Tuesday, May 31, 2005

Deja Vu All Over Again

With North Korea unwilling to return to the six-party talks, the U.S. has embarked on a policy of confrontation and saber rattling, terminating military cooperation on servicemen’s remains with the DPKR, “decapitating” the international initiative to provide North Korea with a peaceful nuke power station by removing its director, Charles Kartman, and, as reported in today’s New York Times, dispatching 15 Stealth fighters to South Korea to show Kim Jung-il:

that even though the American military is tied up in Iraq, it can reach his capital, Pyongyang, and the nuclear facilities north of it.

As the LA Times reported on May 28,

A former State Department official, who did not want to be quoted by name, said the suspension of the remains recovery program and Kartman's termination indicated a concerted effort by the administration to tighten the screws on Pyongyang."They are putting all the pieces in place to shut everything down around North Korea," he said.

The current confrontational policy against North Korea eerily recapitulates our campaign against Iraq in 2003.

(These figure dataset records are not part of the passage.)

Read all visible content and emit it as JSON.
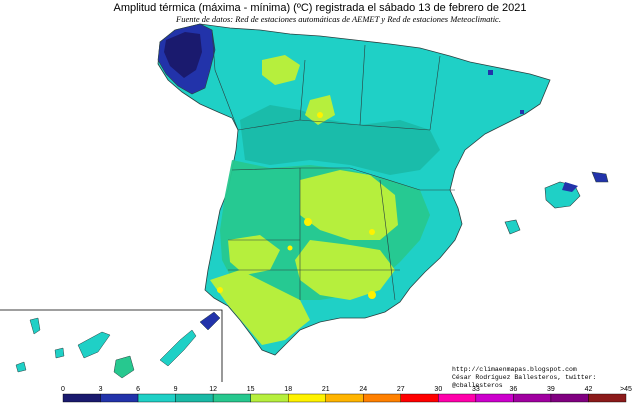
{
  "header": {
    "title": "Amplitud térmica (máxima - mínima) (ºC) registrada el sábado 13 de febrero de 2021",
    "subtitle": "Fuente de datos: Red de estaciones automáticas de AEMET y Red de estaciones Meteoclimatic."
  },
  "credits": {
    "url": "http://climaenmapas.blogspot.com",
    "author": "César Rodríguez Ballesteros, twitter: @cballesteros"
  },
  "legend": {
    "labels": [
      "0",
      "3",
      "6",
      "9",
      "12",
      "15",
      "18",
      "21",
      "24",
      "27",
      "30",
      "33",
      "36",
      "39",
      "42",
      ">45"
    ],
    "colors": [
      "#1a1a6e",
      "#2233aa",
      "#1fd0c6",
      "#19b9a6",
      "#27c88f",
      "#b6ef3d",
      "#fff200",
      "#ffb400",
      "#ff8000",
      "#ff0000",
      "#ff00aa",
      "#cc00cc",
      "#a000a0",
      "#800080",
      "#8b1a1a"
    ],
    "unit": "ºC"
  },
  "map_colors": {
    "sea": "#ffffff",
    "base": "#1fd0c6",
    "mid": "#19b9a6",
    "warm": "#27c88f",
    "hot": "#b6ef3d",
    "hotter": "#fff200",
    "cold": "#2233aa",
    "coldest": "#1a1a6e",
    "border": "#2a4040"
  }
}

Once again, the United States has labored mightily to delegitimize an unsavory regime as a pariah state and use incendiary claims about weapons of mass destruction to declare the existence of a pressing global security crisis. However, we have been unable to forge a genuine consensus concerning the nature or severity of the threat, or the proper measures to counter it. Instead of a global coalition, the Bush administration can claim the enthusiastic support of one regional ally—Japan—and the overt resistance and silent opposition of virtually all the major powers, including the dominant presence in Asia--China.

The only difference: this time we are admitting up front we’re not sure the policy will work.

From the New York Times:

But in the absence of(six-party) talks, much of the discussion inside the administration now is about instituting strong punitive measures, including interceptions of any shipments of suspected illicit goods. On Saturday, however, one official said that such an effort "just won't work if we can't get the Chinese to go along."


Even as the administration accepts a more pessimistic view of China's willingness to help, almost every option under discussion similarly relies on China.

As I argued in my May 26 post, the Bush administration has knowingly or unwittingly foreclosed its foreign policy options with its freedom crusade rhetoric.

The U.S. simply doesn’t have the credibility anymore to represent itself as an honest broker in the world of diplomacy, sovereignty, and negotiation.

All that’s left is the unilateral, unrestrained superpower “master of war” strategy that the Bush administration feels so comfortable with. But, without the capability to attract or compel Chinese support on North Korea, we are nowhere near being “master of events”.

So we are pursuing a foreign policy option that we understand ahead of time is probably futile.

Perhaps the Bush administration hopes that a hard line will produce some fruitful chaos, a “Perfect Storm” provoking some combination of crisis in North Korea and recalculation in China that will prove beneficial to U.S. interests.

But hope, as they say, is not a plan, and it is disturbing to see the United States resorting to a policy that can be best described as regional reckless endangerment without the mainstream press understanding the issues or the U.S. public having the slightest idea of what’s going on.

An effective resolution of our North Korean dilemma would probably require the repudiation of the Bush unilateral pre-emption doctrine and its authors. Failing that, we can only hope that when, we repeat the absurdities of Bush foreign policy this year, it is as farce, instead of tragedy.